A study of galaxy evolution: stacking emission lines from distant galaxies

Licentiate thesis, 2019

To draw up a thorough description of galaxy evolution exhaustive observations are needed, of distant but mainly of faint galaxies. Describing low mass galaxies is important to move the focus from the tip of the iceberg. While advances in telescopes capabilities have allowed to reach further galaxy, high-redshift studies are especially biased toward the brightest galaxies. In addition, well resolved spectral observations are needed to fully characterise the studied galaxies. Permitting the detection of emission or absorption lines, giving a direct access to galaxy composition. But spectral observations imply reducing further the signal to noise ratio (SNR), making line observations in faint high-redshift galaxies a difficult task.
Line stacking allows to get around intrinsic limitations in spectral observations, by averaging large galaxy samples, leading to drastic SNR improvement. However stacking, and especially line stacking, is not straightforward and requires a good handle of the population distribution, along with the output stack. To facilitate the use of such method, and to make data analysis tightly linked to stacking accessible, we produced an open source/open access tool, Line-Stacker.
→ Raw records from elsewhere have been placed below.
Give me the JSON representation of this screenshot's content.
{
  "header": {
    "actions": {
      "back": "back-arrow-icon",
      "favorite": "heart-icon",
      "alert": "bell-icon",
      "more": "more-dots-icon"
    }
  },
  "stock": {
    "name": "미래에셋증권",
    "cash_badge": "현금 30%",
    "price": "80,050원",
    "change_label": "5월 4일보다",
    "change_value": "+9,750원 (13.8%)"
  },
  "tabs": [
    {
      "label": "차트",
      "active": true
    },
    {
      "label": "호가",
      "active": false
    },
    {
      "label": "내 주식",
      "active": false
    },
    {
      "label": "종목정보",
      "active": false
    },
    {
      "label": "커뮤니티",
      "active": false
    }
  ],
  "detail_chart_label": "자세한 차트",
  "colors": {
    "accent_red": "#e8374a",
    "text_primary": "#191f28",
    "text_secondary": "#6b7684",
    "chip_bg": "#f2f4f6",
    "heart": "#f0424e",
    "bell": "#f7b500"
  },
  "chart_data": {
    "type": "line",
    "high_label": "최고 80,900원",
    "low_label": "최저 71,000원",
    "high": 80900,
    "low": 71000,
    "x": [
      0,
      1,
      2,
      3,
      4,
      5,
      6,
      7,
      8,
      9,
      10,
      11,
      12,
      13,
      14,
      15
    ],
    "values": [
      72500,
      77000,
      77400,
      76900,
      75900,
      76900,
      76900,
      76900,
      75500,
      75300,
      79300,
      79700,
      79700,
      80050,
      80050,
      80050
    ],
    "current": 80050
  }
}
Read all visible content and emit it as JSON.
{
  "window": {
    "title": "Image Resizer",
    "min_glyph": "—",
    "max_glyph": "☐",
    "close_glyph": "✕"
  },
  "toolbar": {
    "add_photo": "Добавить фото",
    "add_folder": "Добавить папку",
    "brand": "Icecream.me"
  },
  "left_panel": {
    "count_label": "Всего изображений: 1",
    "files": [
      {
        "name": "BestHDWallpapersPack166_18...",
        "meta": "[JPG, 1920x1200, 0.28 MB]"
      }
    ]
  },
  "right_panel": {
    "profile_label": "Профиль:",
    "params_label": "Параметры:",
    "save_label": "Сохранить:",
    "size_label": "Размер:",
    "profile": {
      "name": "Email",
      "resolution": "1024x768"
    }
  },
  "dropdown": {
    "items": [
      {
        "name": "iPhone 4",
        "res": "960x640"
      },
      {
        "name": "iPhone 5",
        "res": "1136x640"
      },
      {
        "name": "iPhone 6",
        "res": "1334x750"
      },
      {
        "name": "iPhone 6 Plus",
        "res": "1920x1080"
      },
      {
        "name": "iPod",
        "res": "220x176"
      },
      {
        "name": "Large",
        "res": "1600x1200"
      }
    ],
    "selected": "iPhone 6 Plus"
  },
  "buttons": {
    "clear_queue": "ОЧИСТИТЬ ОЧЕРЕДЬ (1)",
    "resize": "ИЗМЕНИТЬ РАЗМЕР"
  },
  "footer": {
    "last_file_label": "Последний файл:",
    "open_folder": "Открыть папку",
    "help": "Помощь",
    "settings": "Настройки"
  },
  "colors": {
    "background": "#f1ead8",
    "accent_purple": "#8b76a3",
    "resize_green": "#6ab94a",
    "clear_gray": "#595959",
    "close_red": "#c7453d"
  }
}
After introducing the current state of knowledge on galaxy evolution, I will present Line-Stacker, describing both its main algorithm as well as the embedded data analysis tools. I will then introduce the two included papers and present their results. Paper I consists in a thorough description of Line-Stacker, and its test on numerous different simulated data-sets. Paper II is the first application of Line-Stacker on real data, in which we studied outflows from z ∼ 6 quasars.